Phommalok’s story is also a personal one for Chanthaly, who says she realised that she belonged to rural life while studying for her sociology and social development degree at the National University of Laos. “I felt inferior during my first two years at university,” she said. “As I come from a remote area, people called me ‘khon ban nork’ (country bumpkin).”
But to her, village life meant something else. “Back home, we have food even though we do not have money,” she said. “In rural areas, people depend less on money. They can grow food for themselves, such as rice and vegetables, while in the city, people mostly buy food,” explained the 31-year-old Chanthaly. “If they want to eat good food, they have to pay more – and we’re not even sure if those so-called good food are really good.”
In the family farm today, Chanthaly said, “We can see the difference – the water, soil and forest are healthier. The ricefield ecosystem is better.” She added, “I want to prove that we can earn income by ourselves in our own village.”
FROM PROJECT TO SOCIAL ENTERPRISE
Organic agriculture is also the focus of Panyanivej organic farm, whose owner and manager Somchit Phankham acquired it in 2014 to see if she could make it fluorish over the long term.
The eight-hectare farm, located in Ban Samketh, Sikhottabong village in Vientiane capital is a spinoff from a project that a local non-profit, the Participatory Development Training Centre (PADETC), set up six years before. “Usually it (organic agriculture project) is supported by a project,” Somchit said, and “when the project ends, the activity tends to end as well”.
She recalls having been curious about why many organic farming projects fizzled out, and why Laos relies sizeably on imported rice and vegetables despite being rich in agricultural land.
“Organic agriculture, for me, is where Laos’ roots are,” said Somchit, who used to work on PADETC’s education programme. “Our ancestors lived close to nature and our local food are very much (sourced) from the field and the forest.”
Panyanivej, a name that combines ‘panya’ (wisdom) and ‘nivej’ (ecology), wants to live by these values and pass them on in today’s fast-paced economy, she says.
Five hectares of the farm are planted to rice of different types – the white, brown and sticky varieties – and two hectares host diverse vegetables and fruit trees, from spinach to mulberry and bananas that are cultivated by rotation. Composting is used to produce natural fertilisers.
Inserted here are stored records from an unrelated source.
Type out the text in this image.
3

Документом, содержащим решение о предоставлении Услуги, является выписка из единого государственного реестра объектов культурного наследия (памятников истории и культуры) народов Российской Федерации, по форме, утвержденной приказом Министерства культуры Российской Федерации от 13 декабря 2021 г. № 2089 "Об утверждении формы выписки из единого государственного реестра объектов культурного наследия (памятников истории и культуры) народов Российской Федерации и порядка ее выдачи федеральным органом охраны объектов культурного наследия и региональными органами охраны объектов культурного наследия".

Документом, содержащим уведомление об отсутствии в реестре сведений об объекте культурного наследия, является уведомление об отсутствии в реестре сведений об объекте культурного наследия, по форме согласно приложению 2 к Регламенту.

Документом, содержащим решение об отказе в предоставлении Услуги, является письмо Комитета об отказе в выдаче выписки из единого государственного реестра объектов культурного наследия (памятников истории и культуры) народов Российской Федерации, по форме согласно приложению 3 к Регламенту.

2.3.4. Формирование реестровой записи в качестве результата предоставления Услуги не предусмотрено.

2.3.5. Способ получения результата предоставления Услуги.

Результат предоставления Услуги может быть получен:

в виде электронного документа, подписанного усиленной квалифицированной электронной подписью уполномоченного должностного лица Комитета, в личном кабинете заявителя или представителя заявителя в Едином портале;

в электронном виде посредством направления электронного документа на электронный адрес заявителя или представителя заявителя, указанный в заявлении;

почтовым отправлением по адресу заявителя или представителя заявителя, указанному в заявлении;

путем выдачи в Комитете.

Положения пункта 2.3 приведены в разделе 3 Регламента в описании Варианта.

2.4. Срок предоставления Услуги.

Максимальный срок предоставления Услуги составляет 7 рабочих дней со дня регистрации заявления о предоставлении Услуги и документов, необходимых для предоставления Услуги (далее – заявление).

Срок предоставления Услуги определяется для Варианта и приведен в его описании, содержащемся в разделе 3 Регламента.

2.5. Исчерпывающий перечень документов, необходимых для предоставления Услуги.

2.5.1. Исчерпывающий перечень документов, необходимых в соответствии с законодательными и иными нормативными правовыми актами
Apart from selling produce, Panyanivej also provides training to students from the local agricultural college and has hosted more than 60 of them thus far. It employs five farmers, in their twenties, who have backgrounds in agriculture. It hosts open classrooms for local students, and interested tourists.
Nearly a decade after turning a project into social enterprise, Somchit says that a sustainable business model needs to balance four elements – social, economic, environmental and heart. “There is much more to develop and endless work to do when we are a social enterprise because we are not only working on the social and environment part, but we must work hard to generate enough income as well,” she said.
Phommalok and Panvanivej highlight how acquiring more self-reliance at the individual level, by producing more of one’s own food, can seem small but have potentially big impacts at a time when sustainability is very much about meeting basic food needs. For many these days, eating well means living well.
“Working just to earn money alone is not worth it,” Chanthaly said. “Apart from [bringing in] money, work should be able to give us happiness, freedom, good health and be able to support others and create value in other aspects.”